Still, though, it was rain like he hadn't seen since he'd left Hialeah, and the sound… It was even nicer than he'd remembered it as it hit the window; calming and exciting at the same time, and he'd only ever heard a few things quite so complex.
The rain continued to hit the windows rhythmically, drumming the sounds into the silent apartment until Danny could feel the beat reverberating through his skull. He tried to recall exactly how he'd ended up here, standing at this window; recalled nothing more than a few blurry images. Martin's eyes, darkened by lust and night-time; slight awkwardness of a first kiss; revelation at finding a faultless body underneath that hideous suit; hard, cold metal of the elevator against the back of his head. Martin's smile afterwards: genuinely happy, soft, and aimed directly at Danny as they both struggled to catch their breath.

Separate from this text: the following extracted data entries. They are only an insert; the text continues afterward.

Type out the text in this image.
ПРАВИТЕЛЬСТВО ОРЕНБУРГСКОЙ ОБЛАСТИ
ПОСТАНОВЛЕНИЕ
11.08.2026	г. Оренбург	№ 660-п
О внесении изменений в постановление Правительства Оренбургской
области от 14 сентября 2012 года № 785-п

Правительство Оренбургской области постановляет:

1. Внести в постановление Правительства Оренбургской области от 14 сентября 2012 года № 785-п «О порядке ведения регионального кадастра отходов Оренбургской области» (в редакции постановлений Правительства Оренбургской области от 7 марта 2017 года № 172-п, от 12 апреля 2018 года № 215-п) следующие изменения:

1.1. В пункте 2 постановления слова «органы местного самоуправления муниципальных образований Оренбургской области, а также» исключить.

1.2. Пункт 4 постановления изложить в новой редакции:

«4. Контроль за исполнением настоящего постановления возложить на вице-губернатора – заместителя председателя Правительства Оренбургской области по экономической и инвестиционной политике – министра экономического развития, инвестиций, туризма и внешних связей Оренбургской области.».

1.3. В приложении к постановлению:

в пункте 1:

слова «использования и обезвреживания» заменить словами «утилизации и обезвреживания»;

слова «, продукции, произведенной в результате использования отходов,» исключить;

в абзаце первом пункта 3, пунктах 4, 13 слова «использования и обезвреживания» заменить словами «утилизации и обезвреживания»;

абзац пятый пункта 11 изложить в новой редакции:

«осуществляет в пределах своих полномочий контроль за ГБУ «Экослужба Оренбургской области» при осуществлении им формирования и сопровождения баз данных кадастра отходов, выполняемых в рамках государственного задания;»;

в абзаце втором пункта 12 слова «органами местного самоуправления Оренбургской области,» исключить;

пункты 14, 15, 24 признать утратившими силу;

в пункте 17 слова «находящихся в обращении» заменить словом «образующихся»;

The rain had started only minutes after Martin had fallen asleep, and Danny's exhaustion had been replaced by an onslaught of memories and nostalgia. Now, he closed his eyes and just listened. The images that passed through his head this time were not of Hialeah, though, not of anger or of hatred or of fear.
They were of the past few years. Of sobriety and pride, of the lives he'd saved, of his friends – his family, really – of Vivian and Jack and Samantha. Of Martin, and something suddenly occurred to him as he walked back towards the bedroom, listening, heavy pulse of raindrops mingling with the steady timing of Martin's breath.
Somewhere between that first year in New York and today, standing in front of a fourth storey window in the middle of the night, Danny had come to think of New York as his home.